Overall, the findings of this study reinforce the concept that psychological and comfort-oriented perioperative interventions may positively influence both psychological well-being and physical recovery. Although such integrative strategies are increasingly recognized in perioperative medicine, evidence in obstetric populations—especially among women with preeclampsia—remains relatively limited. Therefore, prospective, multicenter, randomized controlled trials are warranted to further validate these findings and explore long-term outcomes.
Conclusions
In conclusion, the combined application of mindfulness meditation and eCASH-based nursing in the perioperative management of cesarean section for patients with preeclampsia was associated with faster gastrointestinal recovery, earlier lactation initiation, improved pain control, better emotional status, enhanced self-management ability, lower complication prevalence, and higher patient satisfaction.
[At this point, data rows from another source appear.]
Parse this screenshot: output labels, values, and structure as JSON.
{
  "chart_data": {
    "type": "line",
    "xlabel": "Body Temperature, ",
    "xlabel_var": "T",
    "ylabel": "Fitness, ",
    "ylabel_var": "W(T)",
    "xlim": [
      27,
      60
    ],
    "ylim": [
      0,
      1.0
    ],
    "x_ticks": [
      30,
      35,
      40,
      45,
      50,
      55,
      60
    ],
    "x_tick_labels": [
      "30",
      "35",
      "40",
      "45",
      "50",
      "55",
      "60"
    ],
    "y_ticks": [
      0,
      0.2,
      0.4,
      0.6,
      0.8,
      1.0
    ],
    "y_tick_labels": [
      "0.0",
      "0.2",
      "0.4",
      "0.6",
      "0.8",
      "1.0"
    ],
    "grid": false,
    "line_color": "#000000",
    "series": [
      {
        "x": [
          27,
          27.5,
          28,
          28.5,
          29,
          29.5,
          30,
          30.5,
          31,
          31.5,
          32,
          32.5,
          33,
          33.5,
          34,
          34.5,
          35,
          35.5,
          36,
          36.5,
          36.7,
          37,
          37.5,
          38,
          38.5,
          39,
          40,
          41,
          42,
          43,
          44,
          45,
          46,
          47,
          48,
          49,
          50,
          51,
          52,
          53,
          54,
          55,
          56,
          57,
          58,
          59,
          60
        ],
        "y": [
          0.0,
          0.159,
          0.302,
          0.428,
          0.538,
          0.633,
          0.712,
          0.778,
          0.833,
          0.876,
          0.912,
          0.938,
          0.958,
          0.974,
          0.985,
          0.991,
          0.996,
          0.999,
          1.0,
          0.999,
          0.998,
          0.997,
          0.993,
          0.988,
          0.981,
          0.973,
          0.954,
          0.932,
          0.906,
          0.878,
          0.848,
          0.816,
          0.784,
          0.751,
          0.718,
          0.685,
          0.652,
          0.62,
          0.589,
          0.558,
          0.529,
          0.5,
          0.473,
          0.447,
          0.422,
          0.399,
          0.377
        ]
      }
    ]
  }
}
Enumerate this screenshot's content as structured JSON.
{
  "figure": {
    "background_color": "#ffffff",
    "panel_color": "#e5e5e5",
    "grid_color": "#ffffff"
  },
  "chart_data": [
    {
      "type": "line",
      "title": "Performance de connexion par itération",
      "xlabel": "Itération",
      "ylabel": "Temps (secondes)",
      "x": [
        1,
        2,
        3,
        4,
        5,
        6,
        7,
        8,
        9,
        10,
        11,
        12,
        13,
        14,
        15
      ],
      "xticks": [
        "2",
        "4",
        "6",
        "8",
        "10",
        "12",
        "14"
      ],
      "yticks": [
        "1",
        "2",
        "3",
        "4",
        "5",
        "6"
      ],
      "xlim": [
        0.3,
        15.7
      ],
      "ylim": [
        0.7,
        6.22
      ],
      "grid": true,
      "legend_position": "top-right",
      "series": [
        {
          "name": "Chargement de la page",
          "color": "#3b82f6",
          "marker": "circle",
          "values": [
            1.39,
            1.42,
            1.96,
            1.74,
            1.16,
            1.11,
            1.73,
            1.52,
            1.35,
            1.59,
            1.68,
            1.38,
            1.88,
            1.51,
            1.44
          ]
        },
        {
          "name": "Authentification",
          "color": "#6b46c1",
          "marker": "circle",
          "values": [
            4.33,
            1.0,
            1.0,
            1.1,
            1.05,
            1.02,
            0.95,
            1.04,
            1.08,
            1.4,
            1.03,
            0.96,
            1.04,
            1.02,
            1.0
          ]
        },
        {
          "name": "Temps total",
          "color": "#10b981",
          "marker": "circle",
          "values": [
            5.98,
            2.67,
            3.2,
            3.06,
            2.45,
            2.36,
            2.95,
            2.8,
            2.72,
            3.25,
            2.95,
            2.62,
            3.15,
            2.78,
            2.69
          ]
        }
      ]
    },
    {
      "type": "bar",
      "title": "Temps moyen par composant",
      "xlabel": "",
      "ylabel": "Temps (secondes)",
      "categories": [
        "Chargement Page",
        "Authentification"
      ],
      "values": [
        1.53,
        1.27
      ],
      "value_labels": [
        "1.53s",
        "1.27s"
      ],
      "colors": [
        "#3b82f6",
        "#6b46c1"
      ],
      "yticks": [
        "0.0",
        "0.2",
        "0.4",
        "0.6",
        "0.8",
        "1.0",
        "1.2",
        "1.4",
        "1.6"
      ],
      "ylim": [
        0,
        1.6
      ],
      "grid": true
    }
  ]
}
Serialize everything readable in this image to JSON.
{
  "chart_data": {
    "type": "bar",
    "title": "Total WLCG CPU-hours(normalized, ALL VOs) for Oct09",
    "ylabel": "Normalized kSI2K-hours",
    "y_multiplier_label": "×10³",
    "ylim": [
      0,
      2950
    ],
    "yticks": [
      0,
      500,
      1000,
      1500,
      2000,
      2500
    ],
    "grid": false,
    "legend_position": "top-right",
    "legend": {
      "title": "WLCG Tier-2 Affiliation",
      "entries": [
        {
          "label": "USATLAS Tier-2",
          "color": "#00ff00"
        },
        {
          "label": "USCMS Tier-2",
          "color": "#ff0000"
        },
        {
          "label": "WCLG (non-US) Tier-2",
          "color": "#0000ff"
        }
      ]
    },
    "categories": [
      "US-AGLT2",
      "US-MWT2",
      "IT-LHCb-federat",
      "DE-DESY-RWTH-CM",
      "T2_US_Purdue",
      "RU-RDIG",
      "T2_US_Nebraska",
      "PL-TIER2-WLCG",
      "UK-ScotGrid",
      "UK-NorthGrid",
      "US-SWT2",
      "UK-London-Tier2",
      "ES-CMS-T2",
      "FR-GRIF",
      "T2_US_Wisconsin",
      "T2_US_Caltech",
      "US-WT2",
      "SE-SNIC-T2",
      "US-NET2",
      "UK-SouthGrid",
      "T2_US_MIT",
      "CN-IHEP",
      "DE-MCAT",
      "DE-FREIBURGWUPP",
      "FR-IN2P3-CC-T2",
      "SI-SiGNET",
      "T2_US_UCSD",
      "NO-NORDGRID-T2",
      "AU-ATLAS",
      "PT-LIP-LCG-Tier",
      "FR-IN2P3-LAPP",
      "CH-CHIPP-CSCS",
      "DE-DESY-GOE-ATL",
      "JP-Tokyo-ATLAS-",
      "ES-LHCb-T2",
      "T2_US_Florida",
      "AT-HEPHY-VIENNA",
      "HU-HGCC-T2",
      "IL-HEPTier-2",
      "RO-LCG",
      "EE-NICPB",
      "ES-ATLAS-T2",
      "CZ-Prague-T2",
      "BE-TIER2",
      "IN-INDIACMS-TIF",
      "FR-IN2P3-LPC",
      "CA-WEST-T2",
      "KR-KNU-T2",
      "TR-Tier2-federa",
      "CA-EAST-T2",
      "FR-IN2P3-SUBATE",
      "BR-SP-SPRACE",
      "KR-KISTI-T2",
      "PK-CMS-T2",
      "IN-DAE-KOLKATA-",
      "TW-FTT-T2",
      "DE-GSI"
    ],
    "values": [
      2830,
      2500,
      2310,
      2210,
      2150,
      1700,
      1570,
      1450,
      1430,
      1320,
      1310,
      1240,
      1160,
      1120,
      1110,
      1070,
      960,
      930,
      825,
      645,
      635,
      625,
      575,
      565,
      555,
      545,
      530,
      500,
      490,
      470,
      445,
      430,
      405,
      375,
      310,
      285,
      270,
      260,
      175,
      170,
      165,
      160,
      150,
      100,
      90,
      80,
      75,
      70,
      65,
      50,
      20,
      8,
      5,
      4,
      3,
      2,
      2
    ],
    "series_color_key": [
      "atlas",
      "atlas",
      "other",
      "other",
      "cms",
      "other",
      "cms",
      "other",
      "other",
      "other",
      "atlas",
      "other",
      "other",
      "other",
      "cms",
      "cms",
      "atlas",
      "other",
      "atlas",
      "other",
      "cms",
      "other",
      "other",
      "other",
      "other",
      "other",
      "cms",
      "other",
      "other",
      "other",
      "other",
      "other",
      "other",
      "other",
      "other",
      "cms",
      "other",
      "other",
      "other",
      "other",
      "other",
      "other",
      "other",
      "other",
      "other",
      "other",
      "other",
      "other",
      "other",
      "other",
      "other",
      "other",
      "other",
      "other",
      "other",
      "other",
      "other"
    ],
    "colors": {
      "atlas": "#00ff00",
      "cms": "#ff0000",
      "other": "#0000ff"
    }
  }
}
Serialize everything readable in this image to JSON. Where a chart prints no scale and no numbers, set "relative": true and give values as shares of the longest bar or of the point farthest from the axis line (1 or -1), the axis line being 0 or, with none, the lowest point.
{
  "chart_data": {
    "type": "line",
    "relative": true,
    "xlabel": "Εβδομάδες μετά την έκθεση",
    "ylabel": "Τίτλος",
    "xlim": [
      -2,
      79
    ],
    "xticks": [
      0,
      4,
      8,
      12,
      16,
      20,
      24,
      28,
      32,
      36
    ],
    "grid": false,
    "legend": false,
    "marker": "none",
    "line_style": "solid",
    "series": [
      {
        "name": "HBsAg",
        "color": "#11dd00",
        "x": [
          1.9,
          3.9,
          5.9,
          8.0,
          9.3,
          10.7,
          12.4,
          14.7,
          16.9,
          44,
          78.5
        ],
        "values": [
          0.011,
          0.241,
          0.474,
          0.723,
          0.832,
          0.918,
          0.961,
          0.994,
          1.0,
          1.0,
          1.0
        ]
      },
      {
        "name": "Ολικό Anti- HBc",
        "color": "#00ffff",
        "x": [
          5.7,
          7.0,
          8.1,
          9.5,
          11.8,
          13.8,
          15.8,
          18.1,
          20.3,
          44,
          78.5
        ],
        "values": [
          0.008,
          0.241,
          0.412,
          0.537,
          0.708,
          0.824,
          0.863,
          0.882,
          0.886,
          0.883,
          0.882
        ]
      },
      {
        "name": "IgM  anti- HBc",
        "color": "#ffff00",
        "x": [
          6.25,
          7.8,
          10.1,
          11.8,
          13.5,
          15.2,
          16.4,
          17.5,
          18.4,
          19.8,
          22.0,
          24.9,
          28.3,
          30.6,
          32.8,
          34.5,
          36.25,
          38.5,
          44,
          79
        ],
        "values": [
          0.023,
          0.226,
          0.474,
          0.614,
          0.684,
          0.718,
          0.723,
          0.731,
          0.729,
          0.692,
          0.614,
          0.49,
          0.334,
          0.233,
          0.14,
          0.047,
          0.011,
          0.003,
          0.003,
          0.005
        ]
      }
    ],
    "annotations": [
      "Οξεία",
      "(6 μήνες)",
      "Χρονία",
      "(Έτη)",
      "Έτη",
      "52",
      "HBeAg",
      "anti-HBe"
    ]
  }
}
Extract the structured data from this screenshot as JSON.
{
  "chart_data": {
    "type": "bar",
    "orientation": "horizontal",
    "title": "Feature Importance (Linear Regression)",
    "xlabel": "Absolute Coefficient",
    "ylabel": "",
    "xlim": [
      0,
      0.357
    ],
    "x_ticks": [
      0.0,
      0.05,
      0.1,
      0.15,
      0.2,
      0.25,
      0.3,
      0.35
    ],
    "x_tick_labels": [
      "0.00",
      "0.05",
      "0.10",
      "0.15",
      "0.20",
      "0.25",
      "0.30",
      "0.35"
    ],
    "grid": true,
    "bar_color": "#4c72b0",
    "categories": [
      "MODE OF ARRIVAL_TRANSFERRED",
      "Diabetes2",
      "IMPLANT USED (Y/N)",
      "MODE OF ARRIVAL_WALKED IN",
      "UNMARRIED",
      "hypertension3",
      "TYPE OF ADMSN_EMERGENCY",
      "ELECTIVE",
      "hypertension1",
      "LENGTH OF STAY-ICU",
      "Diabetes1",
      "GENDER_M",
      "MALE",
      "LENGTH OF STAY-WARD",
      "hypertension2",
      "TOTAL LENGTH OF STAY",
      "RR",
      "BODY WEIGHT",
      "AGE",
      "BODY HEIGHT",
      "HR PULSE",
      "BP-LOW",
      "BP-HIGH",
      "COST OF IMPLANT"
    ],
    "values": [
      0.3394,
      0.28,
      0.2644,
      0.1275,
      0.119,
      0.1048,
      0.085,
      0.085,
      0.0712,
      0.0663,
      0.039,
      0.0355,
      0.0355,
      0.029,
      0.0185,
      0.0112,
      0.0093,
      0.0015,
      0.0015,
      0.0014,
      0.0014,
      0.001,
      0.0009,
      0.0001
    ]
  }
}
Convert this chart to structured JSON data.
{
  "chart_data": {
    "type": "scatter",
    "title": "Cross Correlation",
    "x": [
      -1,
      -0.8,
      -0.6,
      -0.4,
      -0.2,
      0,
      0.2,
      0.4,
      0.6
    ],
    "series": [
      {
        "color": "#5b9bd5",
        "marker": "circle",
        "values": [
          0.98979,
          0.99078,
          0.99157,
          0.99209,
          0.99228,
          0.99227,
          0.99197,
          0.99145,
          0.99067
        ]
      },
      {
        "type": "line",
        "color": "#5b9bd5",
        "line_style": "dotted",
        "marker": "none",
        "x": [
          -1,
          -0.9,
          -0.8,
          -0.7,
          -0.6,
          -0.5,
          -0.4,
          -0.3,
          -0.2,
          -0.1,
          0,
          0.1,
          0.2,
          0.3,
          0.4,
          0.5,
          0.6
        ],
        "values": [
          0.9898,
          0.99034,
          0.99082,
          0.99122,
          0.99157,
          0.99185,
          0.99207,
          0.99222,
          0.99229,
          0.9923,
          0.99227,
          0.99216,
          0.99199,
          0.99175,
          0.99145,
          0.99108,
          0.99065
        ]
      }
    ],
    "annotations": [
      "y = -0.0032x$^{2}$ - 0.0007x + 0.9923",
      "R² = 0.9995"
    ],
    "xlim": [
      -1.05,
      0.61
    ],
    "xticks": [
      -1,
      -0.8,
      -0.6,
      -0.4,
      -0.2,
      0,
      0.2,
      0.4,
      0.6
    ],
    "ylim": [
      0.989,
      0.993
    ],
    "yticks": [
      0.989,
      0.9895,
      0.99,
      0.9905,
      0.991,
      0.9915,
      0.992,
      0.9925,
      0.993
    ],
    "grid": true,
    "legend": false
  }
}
Given the retrospective observational design and modest sample size, these findings should be interpreted as exploratory and hypothesis-generating rather than definitive evidence of causality. Further prospective and randomized studies are needed to confirm the clinical effectiveness and broader applicability of this integrative nursing approach.
Funding
Soft Project of Wuxi Association for Science and Technology (KX-24-C158).
Disclosure
The authors report no conflicts of interest in this work.